Attraverso l’abbigliamento gli individui definiscono continuamente se stessi come parte della società. Esiste infatti un legame forte e complesso tra il modo di vestire e la costruzione della propria identità.

Ognuno di noi si distingue dagli altri per propri gusti, le proprie passioni, le proprie idee, che spesso si manifestano anche nel modo di vestire; quando ci troviamo davanti a uno specchio, scegliamo gli abiti in base al nostro umore e alle nostre emozioni, principalmente in base al nostro modo di essere.

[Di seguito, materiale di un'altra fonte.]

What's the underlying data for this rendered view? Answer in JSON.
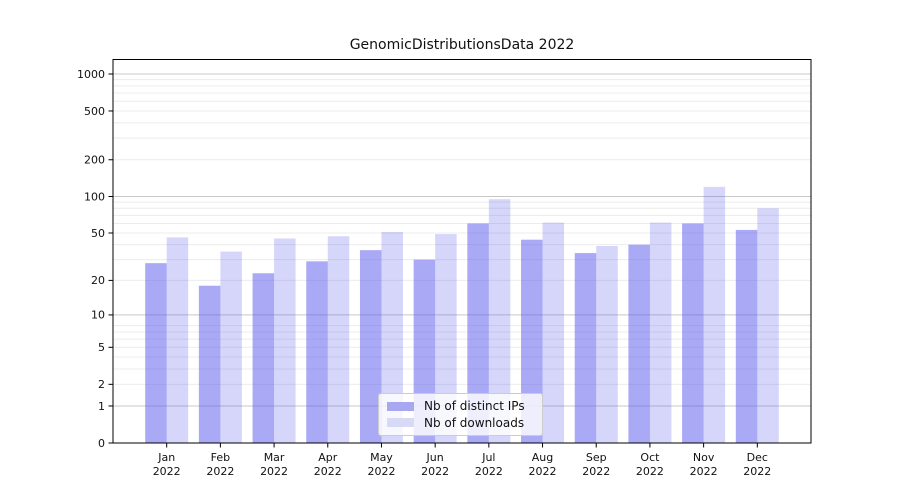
{
  "title": "GenomicDistributionsData 2022",
  "chart_data": {
    "type": "bar",
    "title": "GenomicDistributionsData 2022",
    "categories": [
      "Jan 2022",
      "Feb 2022",
      "Mar 2022",
      "Apr 2022",
      "May 2022",
      "Jun 2022",
      "Jul 2022",
      "Aug 2022",
      "Sep 2022",
      "Oct 2022",
      "Nov 2022",
      "Dec 2022"
    ],
    "month_labels": [
      "Jan",
      "Feb",
      "Mar",
      "Apr",
      "May",
      "Jun",
      "Jul",
      "Aug",
      "Sep",
      "Oct",
      "Nov",
      "Dec"
    ],
    "year_label": "2022",
    "series": [
      {
        "key": "distinct-ips",
        "name": "Nb of distinct IPs",
        "color": "#a8a8f0",
        "fill": "rgba(84,84,238,0.50)",
        "values": [
          28,
          18,
          23,
          29,
          36,
          30,
          60,
          44,
          34,
          40,
          60,
          53
        ]
      },
      {
        "key": "downloads",
        "name": "Nb of downloads",
        "color": "#d8d8f7",
        "fill": "rgba(84,84,238,0.24)",
        "values": [
          46,
          35,
          45,
          47,
          51,
          49,
          95,
          61,
          39,
          61,
          120,
          80
        ]
      }
    ],
    "xlabel": "",
    "ylabel": "",
    "yscale": "log(value+1)",
    "ylim": [
      0,
      1280
    ],
    "yticks": [
      1000,
      500,
      200,
      100,
      50,
      20,
      10,
      5,
      2,
      1,
      0
    ],
    "y_major_gridlines": [
      1,
      10,
      100,
      1000
    ],
    "y_minor_gridlines": [
      2,
      3,
      4,
      5,
      6,
      7,
      8,
      20,
      30,
      40,
      50,
      60,
      70,
      80,
      90,
      200,
      300,
      400,
      500,
      600,
      700,
      800,
      900
    ],
    "grid": true,
    "legend_position": "lower center"
  },
  "colors": {
    "major_grid": "#c8c8c8",
    "minor_grid": "#ececec",
    "spine": "#000000",
    "text": "#111111",
    "legend_border": "#cccccc"
  }
}
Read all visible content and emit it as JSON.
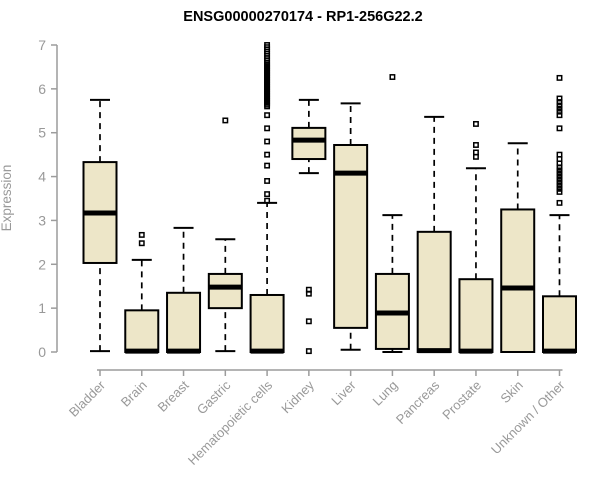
{
  "chart_data": {
    "type": "boxplot",
    "title": "ENSG00000270174 - RP1-256G22.2",
    "ylabel": "Expression",
    "xlabel": "",
    "ylim": [
      0,
      7
    ],
    "yticks": [
      0,
      1,
      2,
      3,
      4,
      5,
      6,
      7
    ],
    "grid": false,
    "legend": "none",
    "categories": [
      "Bladder",
      "Brain",
      "Breast",
      "Gastric",
      "Hematopoietic cells",
      "Kidney",
      "Liver",
      "Lung",
      "Pancreas",
      "Prostate",
      "Skin",
      "Unknown / Other"
    ],
    "series": [
      {
        "name": "Bladder",
        "low": 0.02,
        "q1": 2.03,
        "median": 3.17,
        "q3": 4.33,
        "high": 5.75,
        "outliers": []
      },
      {
        "name": "Brain",
        "low": 0.0,
        "q1": 0.0,
        "median": 0.02,
        "q3": 0.95,
        "high": 2.1,
        "outliers": [
          2.48,
          2.67
        ]
      },
      {
        "name": "Breast",
        "low": 0.0,
        "q1": 0.0,
        "median": 0.02,
        "q3": 1.35,
        "high": 2.83,
        "outliers": []
      },
      {
        "name": "Gastric",
        "low": 0.02,
        "q1": 1.0,
        "median": 1.48,
        "q3": 1.78,
        "high": 2.57,
        "outliers": [
          5.28
        ]
      },
      {
        "name": "Hematopoietic cells",
        "low": 0.0,
        "q1": 0.0,
        "median": 0.02,
        "q3": 1.3,
        "high": 3.4,
        "outliers": [
          3.45,
          3.6,
          3.9,
          4.25,
          4.5,
          4.8,
          5.1,
          5.4,
          5.6,
          5.64,
          5.68,
          5.72,
          5.76,
          5.8,
          5.84,
          5.88,
          5.92,
          5.96,
          6.0,
          6.04,
          6.08,
          6.12,
          6.16,
          6.2,
          6.24,
          6.28,
          6.32,
          6.36,
          6.4,
          6.44,
          6.48,
          6.52,
          6.56,
          6.6,
          6.65,
          6.7,
          6.75,
          6.8,
          6.85,
          6.9,
          6.95,
          7.0
        ]
      },
      {
        "name": "Kidney",
        "low": 4.08,
        "q1": 4.4,
        "median": 4.83,
        "q3": 5.11,
        "high": 5.75,
        "outliers": [
          1.42,
          1.33,
          0.7,
          0.02
        ]
      },
      {
        "name": "Liver",
        "low": 0.05,
        "q1": 0.55,
        "median": 4.08,
        "q3": 4.72,
        "high": 5.67,
        "outliers": []
      },
      {
        "name": "Lung",
        "low": 0.0,
        "q1": 0.07,
        "median": 0.89,
        "q3": 1.78,
        "high": 3.12,
        "outliers": [
          6.27
        ]
      },
      {
        "name": "Pancreas",
        "low": 0.0,
        "q1": 0.0,
        "median": 0.03,
        "q3": 2.74,
        "high": 5.36,
        "outliers": []
      },
      {
        "name": "Prostate",
        "low": 0.0,
        "q1": 0.0,
        "median": 0.02,
        "q3": 1.66,
        "high": 4.19,
        "outliers": [
          4.45,
          4.55,
          4.72,
          5.2
        ]
      },
      {
        "name": "Skin",
        "low": 0.0,
        "q1": 0.0,
        "median": 1.46,
        "q3": 3.25,
        "high": 4.76,
        "outliers": []
      },
      {
        "name": "Unknown / Other",
        "low": 0.0,
        "q1": 0.0,
        "median": 0.02,
        "q3": 1.27,
        "high": 3.12,
        "outliers": [
          3.4,
          3.65,
          3.72,
          3.79,
          3.86,
          3.93,
          4.0,
          4.07,
          4.14,
          4.21,
          4.3,
          4.4,
          4.5,
          5.1,
          5.4,
          5.48,
          5.55,
          5.62,
          5.7,
          5.78,
          6.25
        ]
      }
    ],
    "colors": {
      "box_fill": "#EDE6C8",
      "box_border": "#000000",
      "median": "#000000",
      "whisker": "#000000",
      "axis": "#9C9C9C",
      "tick_label": "#999999",
      "title": "#000000"
    }
  }
}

I messaggi inviati dall’abbigliamento, accessori, decorazioni possono riguardare il ceto sociale, l’occupazione, le convinzioni religiose ed etniche, lo stato civile. Sebbene non basti una divisa a creare un’identità, tuttavia esiste un filo diretto tra ciò che siamo e ciò che vestiamo.

Martina 2D Tabacchi

La moda in altri Paesi Noi ragazzi di quinta abbiamo intervistato alcuni bambini che frequentano la terza elementare nella nostra scuola di Via Brunacci e provengono da Paesi diversi. Il primo bambino è stato Bryan, di provenienza ecuadoregna, che ci ha parlato dell’abbigliamento “scolastico” del suo Paese e ci ha detto che per andare a scuola indossava vestiti bianchi: una camicia bianca con lo stemma dell’Ecuador e dei pantaloni con due toppe. Dopo abbiamo intervistato Maria, di origine romena, che a scuola indossava una camicia, i jeans, le ballerine nere e un grembiule blu. Marika, proveniente dal Giappone, ci ha raccontato che durante le feste indossava un kimono come vestito; Katherine, nelle Filippine, andava a scuola con gonna, camicia bianca e cravatta, felpa e scarpe nere con il tacco; invece Andrea, in Egitto, si vestiva di solito con pantaloni neri, camicia blu, scarpe marroni e una sciarpa rossa. Infine, Terrenz, un nostro compagno di classe di origine filippina, ci ha raccontato che a scuola portava la camicia bianca con la cravatta nera su pantaloni e scarpe nere.

Katia e Simone 5B Brunacci

Il coptoIl nostro compagno Kiroles è un cristiano copto. I copti vanno a messa la domenica (giorno in cui digiunano fino alle 11.00) e al catechismo il sabato. La loro messa dura quattro ore; mettono una tunica chiamata “tunia”, lunga fino ai piedi e caratterizzata da quattro croci che di solito sono rosse; due sulle spalle, una sul davanti e un’altra dietro. Sotto la tunia indossano i vestiti di tutti i giorni e prima di salire sull’altare si tolgono i calzari in segno di rispetto. Le donne copte si vestono come gli uomini per la messa di Pasqua: indossano in più delle fasce rosse che avvolgono loro le spalle. Sopra la tunia, il prete indossa sempre un soprabito nero e durante la messa, un’altra tunia bianca. Durante la celebrazione dei sacramenti, il sacramentato porta sopra i vestiti normali una tunia e una giacca rossa, a differenza dei suoi genitori che vestono degli abiti normali. Sul polso destro i copti hanno tatuata una piccola croce nera, che testimonia la loro religione; kiroles dice di averla tatuata all’età di cinque anni, in realtà non esiste un’età stabilita.